The commitment extends to the physical layout of the institute and revised operational procedures. “The institute re-organized conventional cardiac department specialties into patient-centric teams. The Aorta Center and Heart Failure teams, for example, are comprised of surgeons, cardiologists and other clinical care providers dedicated to those specific conditions,” explains Cronin. Similarly, the multi-specialty ICU team includes radiologists, and an ICU-based CT suite eliminates the need to transport critically-ill patients to the radiology department. At the IT level, the cardiology PACS service and support team collaborates closely with the radiology PACS service and support team. The teams offer cooperative classes, and staffers cross-train on both types of systems and software to stimulate resource sharing.

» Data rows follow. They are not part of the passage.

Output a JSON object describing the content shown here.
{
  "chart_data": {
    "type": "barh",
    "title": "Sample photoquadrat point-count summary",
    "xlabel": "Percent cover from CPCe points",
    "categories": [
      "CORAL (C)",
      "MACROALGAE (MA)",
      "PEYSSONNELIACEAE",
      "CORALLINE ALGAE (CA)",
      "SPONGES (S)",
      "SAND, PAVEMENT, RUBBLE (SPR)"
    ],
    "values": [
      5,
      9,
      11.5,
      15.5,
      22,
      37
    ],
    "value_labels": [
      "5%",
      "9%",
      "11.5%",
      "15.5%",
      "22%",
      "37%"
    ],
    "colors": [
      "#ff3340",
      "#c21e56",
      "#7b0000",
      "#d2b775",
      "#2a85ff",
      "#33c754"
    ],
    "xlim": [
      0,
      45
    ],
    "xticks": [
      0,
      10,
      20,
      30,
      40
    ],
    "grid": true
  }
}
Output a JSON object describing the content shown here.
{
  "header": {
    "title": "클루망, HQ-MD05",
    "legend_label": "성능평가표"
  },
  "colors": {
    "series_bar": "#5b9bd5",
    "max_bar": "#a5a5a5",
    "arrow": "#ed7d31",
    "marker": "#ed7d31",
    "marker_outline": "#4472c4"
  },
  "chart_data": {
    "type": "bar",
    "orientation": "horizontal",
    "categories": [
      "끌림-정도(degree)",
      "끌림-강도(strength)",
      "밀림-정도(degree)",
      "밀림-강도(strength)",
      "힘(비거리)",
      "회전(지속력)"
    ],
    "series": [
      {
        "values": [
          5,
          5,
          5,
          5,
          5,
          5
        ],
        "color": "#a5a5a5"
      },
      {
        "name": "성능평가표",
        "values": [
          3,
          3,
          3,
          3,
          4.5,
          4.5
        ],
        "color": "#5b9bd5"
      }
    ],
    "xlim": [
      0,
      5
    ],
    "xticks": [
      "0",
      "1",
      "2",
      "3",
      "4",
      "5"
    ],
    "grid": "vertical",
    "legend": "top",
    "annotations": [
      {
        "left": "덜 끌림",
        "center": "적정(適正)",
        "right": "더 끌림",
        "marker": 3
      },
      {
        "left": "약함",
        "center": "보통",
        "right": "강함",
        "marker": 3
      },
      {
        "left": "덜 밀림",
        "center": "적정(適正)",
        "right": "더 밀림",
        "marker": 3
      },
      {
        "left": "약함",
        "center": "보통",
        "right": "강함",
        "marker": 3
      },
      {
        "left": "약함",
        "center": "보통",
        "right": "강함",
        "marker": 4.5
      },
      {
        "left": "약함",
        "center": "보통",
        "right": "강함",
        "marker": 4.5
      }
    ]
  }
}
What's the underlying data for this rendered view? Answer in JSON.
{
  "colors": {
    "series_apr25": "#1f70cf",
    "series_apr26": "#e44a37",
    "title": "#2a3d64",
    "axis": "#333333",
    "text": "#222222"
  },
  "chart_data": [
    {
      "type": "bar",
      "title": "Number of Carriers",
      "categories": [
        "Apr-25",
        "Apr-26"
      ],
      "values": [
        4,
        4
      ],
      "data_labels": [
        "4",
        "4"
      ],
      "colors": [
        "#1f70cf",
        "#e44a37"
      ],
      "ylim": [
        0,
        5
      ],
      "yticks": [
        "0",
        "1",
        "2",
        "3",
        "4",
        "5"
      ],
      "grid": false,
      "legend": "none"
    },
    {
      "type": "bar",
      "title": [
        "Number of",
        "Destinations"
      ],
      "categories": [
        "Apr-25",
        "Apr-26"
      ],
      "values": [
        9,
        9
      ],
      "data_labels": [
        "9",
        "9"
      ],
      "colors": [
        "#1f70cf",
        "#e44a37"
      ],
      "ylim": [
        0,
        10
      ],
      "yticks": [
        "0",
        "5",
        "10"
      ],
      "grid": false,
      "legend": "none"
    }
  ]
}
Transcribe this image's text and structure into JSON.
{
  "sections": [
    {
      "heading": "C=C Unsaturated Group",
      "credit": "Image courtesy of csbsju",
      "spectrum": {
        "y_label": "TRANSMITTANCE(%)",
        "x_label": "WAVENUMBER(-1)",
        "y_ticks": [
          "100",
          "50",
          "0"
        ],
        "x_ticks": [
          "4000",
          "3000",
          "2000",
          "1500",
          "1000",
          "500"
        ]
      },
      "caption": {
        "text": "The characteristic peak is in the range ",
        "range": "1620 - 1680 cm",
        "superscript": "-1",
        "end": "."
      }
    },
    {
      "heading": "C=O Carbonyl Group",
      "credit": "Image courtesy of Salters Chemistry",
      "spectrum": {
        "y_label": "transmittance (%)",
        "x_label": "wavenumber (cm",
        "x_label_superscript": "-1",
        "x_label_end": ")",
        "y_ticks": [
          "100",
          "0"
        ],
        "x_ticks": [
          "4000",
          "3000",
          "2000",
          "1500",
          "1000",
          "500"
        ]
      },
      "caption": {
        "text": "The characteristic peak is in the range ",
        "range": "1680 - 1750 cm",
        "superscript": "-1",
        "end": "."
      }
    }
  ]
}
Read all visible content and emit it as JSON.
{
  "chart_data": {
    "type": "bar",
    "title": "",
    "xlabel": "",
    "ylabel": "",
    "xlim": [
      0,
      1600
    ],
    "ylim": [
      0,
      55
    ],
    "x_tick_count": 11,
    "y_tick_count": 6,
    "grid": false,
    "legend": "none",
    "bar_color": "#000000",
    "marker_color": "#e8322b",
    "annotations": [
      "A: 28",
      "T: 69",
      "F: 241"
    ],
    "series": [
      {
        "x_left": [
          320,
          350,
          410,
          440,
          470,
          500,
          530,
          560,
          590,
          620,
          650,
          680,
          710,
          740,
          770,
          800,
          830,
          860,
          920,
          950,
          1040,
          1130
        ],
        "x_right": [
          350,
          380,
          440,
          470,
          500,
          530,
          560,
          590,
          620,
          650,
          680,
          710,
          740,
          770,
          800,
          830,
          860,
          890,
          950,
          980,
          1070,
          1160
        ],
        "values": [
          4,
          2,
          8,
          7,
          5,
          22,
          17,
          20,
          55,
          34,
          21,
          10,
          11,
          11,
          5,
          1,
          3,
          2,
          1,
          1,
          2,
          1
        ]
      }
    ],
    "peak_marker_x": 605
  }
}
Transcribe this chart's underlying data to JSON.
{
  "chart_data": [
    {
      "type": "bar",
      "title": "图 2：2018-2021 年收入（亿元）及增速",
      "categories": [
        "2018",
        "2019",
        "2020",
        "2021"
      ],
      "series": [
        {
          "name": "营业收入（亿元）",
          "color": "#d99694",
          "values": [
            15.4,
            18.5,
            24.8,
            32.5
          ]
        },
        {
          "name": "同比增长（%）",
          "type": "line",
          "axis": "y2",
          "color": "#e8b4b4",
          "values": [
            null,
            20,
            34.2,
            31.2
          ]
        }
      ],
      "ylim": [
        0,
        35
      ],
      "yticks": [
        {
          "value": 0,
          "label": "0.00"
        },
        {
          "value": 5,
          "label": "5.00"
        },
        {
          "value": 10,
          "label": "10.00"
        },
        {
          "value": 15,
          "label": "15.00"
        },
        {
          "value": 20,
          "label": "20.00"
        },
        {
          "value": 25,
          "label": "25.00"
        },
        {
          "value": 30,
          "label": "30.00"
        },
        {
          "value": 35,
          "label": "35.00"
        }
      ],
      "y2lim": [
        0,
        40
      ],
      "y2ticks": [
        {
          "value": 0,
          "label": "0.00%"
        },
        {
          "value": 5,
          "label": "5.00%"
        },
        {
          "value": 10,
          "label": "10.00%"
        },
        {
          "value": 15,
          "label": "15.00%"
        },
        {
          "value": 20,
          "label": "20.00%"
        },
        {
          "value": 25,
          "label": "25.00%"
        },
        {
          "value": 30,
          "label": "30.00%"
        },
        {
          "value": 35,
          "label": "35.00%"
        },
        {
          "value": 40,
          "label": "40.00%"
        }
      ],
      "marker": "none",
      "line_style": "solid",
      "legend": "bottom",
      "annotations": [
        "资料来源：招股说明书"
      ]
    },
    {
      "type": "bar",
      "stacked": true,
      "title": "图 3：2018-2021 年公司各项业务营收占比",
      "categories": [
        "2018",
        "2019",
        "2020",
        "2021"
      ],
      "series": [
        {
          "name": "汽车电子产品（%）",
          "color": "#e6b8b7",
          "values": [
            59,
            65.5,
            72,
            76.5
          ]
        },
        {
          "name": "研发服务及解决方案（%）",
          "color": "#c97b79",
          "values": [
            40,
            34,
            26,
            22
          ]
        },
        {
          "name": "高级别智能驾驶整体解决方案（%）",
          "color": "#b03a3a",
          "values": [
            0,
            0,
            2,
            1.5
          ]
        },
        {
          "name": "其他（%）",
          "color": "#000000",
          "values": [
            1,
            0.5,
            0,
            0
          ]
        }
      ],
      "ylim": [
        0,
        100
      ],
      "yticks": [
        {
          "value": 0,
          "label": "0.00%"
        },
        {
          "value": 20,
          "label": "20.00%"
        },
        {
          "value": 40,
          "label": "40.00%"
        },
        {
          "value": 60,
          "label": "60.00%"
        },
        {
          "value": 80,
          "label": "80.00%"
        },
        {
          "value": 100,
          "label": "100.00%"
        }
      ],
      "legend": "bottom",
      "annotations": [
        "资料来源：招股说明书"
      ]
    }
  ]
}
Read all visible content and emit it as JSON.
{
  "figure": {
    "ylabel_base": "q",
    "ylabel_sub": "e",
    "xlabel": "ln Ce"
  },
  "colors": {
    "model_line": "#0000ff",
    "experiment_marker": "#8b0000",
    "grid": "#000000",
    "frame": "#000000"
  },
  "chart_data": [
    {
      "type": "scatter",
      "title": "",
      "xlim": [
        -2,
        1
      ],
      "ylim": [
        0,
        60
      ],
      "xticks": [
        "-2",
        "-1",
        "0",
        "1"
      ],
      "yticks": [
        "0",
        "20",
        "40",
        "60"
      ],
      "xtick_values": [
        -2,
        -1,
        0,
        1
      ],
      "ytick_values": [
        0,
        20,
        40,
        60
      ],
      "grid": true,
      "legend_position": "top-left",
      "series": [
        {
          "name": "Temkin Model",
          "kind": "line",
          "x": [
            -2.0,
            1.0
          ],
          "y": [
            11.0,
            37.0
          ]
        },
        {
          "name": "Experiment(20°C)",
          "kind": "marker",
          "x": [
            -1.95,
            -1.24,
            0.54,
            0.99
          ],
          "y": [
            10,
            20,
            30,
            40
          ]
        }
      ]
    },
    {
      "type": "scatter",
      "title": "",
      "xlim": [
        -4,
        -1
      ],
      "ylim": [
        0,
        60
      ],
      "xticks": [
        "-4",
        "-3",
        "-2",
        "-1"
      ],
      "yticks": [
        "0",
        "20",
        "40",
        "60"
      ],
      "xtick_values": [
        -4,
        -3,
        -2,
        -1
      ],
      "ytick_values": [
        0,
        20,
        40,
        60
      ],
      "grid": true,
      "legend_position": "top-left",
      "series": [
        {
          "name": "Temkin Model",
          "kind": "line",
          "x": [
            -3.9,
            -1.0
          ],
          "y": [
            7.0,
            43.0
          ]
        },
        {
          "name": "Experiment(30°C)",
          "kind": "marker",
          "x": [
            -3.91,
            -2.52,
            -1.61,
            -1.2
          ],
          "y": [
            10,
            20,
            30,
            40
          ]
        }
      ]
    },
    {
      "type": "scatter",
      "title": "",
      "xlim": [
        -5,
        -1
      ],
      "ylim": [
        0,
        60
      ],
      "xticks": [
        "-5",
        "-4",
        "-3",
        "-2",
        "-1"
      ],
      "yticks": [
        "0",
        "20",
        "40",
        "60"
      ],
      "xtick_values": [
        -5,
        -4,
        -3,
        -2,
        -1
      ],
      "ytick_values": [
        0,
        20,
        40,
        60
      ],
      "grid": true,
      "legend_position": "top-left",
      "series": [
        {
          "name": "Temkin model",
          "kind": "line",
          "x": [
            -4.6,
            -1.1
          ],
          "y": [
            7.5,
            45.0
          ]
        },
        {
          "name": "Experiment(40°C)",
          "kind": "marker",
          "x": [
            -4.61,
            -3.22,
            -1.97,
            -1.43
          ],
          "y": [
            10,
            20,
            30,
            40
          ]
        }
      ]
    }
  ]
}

Technology deployment reconsidered

Cleveland Clinic engineered Miller Institute for patients. “Everything we’ve done is designed to improve our end product: patient care,” Heupler says. That commitment to patient care starts early in the technology decision-making process. In an effort to create the optimum patient experience, Cleveland Clinic clinical and IT leaders employ a purchasing process that begins with the hospital’s needs rather than a survey of currently available technologies.

Decision-makers determine what the hospital needs, which may or may not match current products on the market. If current offerings do not meet the desired specifications, decision-makers analyze vendors’ visions and product development timelines to understand how various vendors plan to realize the vision. In the case of enterprise image management, Heupler and Cecil aimed to provide sophisticated, advanced visualization toolsets on PACS workstations throughout the enterprise. Most cardiology and radiology PACS vendors, however, did not offer such capabilities during the Miller Institute planning process. The goals of the co-development process are fairly ambitious. According to Heupler, the partnership is designed to cooperatively generate new software features and functions, including:

  • User interface improvements including speed of access, image processing and ease of use.
  • Improved image analysis tools and display of results.
  • Improved ability to handle advanced image processing, e.g., 3D rendering, digital subtraction.

Outcomes

The future of cardiovascular medicine is here. It combines top-notch clinical resources with robust, future-oriented IT infrastructure and digital image management technology. Imaging is infused throughout the enterprise. Cardiac image acquisition modalities are available where they are needed: in a clustered imaging center and in the ICUs and ORs. Integrated cardiology and radiology PACS and the EMR ensure that image data are available to all clinicians who need it. The end result is optimal patient care.